Independent Study/23 September 2017
Book one begins with Rousseau’s famous quote, “Man is born free but everywhere he is in chains.” He then states how he will attempt to answer this question: whether or not there can be legitimate political authority in a society. He begins his exploration by showing that the only example of natural authority in nature is a father to a child. Rousseau insults Hobbes and Grotius for their assertion of putting ruler and subject in the same category as father and child. Political authority has no basis in nature. He comes to the conclusion that legitimate political authority rests on a “social contract” between members of a society. He then explores the idea of whether anyone has the right to enslave or kill their enemy after defeating them in battle. He determines the answer is no because men are not naturally one another’s enemies (man is naturally good). Therefore, no conflict in men should result in anyone having a supreme right over another man.
Then, Rousseau talks about slavery. He says that if we have our freedom taken away from us, our humanity and morality is also taken. Our actions can only be moral if they are done freely. Rousseau condemns slavery. In a society he says, there will come a time when people need to work together and combine sources in order to survive. They must find a way to do this while preserving their individual freedom. Rousseau concludes that men must surrender themselves unconditionally to the community as a whole and submit themselves to what he calls “the general will,” which he later defines as “the sum total of wills among the members of the social contract.” He then draws three implications from this: everyone will want to make the terms of the social contract easiest for all, the individual can have no rights that stand in opposition to the state, and people don’t lose their natural freedom when entering into the social contract. He then clarifies that the contract can hold no binding regulations on the sovereign. If not done voluntarily, subjects will be forced to submit to the general will or as Rousseau puts it, they will be “forced to be free.” The general will always tends toward the common good; however, the deliberations of the people do not always reflect the general will, thus distinguishing between the general will and the will of all.
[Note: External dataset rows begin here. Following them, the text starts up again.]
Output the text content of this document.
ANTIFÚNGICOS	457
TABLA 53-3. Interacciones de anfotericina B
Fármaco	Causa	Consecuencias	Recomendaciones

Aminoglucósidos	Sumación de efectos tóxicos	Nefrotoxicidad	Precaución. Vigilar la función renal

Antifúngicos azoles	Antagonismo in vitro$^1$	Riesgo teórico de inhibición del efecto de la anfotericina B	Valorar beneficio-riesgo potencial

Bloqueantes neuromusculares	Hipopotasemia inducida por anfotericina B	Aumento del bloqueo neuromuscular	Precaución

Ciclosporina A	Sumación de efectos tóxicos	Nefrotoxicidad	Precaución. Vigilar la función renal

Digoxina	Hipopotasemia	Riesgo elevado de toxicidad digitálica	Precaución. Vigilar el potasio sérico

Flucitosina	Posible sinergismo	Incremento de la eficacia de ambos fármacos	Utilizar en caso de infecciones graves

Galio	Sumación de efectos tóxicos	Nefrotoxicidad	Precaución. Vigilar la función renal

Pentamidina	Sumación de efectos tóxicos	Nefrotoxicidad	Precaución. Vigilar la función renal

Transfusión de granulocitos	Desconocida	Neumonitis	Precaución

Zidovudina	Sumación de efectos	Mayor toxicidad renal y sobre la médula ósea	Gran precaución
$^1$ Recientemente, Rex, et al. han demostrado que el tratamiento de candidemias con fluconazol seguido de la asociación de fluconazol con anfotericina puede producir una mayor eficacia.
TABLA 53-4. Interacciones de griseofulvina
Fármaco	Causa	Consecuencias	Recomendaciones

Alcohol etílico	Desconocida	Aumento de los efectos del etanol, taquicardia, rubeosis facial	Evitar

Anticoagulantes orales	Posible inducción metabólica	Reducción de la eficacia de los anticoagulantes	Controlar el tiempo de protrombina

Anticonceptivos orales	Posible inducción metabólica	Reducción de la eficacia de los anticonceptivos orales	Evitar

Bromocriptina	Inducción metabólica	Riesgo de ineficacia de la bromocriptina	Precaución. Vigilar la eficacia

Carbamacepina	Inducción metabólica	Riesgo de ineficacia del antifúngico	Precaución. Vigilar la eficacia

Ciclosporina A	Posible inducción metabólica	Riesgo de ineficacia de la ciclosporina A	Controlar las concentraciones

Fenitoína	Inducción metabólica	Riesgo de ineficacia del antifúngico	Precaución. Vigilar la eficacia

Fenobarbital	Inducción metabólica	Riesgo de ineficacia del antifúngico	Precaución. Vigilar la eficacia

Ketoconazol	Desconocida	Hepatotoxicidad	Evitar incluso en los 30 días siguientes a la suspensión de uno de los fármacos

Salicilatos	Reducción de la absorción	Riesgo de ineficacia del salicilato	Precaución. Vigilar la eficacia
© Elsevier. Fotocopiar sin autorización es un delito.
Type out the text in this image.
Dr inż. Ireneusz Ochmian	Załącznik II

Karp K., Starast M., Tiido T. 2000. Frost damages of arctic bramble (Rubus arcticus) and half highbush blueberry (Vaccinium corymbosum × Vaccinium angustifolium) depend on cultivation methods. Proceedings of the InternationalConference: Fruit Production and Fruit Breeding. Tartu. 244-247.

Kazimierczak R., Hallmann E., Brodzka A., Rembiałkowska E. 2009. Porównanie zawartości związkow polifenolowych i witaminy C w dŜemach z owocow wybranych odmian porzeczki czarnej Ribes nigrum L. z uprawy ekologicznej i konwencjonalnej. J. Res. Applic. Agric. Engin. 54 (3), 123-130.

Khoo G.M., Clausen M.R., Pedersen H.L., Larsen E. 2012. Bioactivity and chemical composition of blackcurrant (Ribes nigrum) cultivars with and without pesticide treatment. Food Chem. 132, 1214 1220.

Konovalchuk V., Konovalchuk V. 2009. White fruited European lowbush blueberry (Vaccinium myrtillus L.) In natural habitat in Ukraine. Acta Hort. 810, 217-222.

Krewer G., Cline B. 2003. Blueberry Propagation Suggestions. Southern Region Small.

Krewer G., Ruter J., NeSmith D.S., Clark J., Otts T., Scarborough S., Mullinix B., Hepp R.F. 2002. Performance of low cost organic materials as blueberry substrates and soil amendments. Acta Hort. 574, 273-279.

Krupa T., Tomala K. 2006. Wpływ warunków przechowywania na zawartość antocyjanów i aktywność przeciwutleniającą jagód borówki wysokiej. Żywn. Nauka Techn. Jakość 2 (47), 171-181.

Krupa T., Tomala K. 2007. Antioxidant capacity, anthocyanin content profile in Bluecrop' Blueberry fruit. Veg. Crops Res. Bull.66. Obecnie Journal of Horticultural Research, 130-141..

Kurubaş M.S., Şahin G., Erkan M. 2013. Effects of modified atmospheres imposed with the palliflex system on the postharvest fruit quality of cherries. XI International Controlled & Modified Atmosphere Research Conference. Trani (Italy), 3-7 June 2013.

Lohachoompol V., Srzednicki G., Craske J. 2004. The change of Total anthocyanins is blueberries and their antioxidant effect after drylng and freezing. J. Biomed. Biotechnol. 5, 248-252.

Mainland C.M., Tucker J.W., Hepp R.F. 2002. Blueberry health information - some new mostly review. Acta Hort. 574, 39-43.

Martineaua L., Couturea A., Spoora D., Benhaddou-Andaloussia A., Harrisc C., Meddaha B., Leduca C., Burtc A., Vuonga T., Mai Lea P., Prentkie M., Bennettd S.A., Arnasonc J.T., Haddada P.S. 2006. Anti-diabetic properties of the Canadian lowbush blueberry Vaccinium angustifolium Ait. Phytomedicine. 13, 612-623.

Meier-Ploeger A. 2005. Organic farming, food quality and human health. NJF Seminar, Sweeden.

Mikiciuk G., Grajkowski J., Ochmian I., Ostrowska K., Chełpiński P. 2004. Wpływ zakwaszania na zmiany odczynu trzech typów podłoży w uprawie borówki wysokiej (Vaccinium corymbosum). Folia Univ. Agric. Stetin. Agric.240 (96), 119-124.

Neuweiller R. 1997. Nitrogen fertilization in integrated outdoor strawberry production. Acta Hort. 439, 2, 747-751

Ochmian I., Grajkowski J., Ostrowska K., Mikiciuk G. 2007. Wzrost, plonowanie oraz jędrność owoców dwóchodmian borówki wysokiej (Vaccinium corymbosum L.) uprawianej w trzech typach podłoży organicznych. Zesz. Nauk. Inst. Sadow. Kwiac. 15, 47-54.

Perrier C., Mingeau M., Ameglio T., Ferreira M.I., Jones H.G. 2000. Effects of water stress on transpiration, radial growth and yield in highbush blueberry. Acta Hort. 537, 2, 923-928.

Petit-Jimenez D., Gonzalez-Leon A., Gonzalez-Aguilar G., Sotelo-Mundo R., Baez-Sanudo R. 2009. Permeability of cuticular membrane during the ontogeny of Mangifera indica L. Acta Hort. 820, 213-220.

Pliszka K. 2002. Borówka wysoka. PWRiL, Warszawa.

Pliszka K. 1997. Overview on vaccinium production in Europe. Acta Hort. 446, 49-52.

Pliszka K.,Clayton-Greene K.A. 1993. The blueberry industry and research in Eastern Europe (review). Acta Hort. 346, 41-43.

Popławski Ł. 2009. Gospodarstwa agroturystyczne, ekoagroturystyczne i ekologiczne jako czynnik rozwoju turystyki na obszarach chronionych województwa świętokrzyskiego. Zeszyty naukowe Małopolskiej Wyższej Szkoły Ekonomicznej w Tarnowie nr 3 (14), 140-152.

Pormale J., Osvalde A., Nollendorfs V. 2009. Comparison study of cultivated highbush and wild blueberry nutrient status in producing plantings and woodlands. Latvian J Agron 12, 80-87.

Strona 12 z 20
Rousseau then spends a few pages talking about the sovereign and how he has the right to administer the death penalty. He talks about the difficulties of finding a good lawmaker who does not wish to rule. He concludes by explaining the burden of government and how it is the most important and difficult job but if handled correctly, can result in a truly well governed and good society
I knew I wouldn’t agree with most of Rousseau’s ideas, however, there were a few that I found made logical and moral sense. I liked his view of slavery. He said to renounce one’s Liberty is to renounce his morality, humanity, rights and duties. One cannot make moral decisions unless they make them willfully. This is true; however, Rousseau contradicts himself later by saying that man must be “forced to be free.” While Rousseau can be interesting and fun to read, he starts with the wrong foundational principals. He believes that man is naturally good. Most of his arguments appear logical but rely on this huge assumption that man is good. A smart person with the wrong foundational principles can reason their way into just about anything, just as Rousseau does. I enjoyed this book because it is interesting and fun to read. However, I would not recommend it to others because I believe it has the potential to justify a lot of violence and evil deeds. Ideas have consequences and if taken to heart, Rousseau’s social contract could cause a level of terror not yet experienced by man.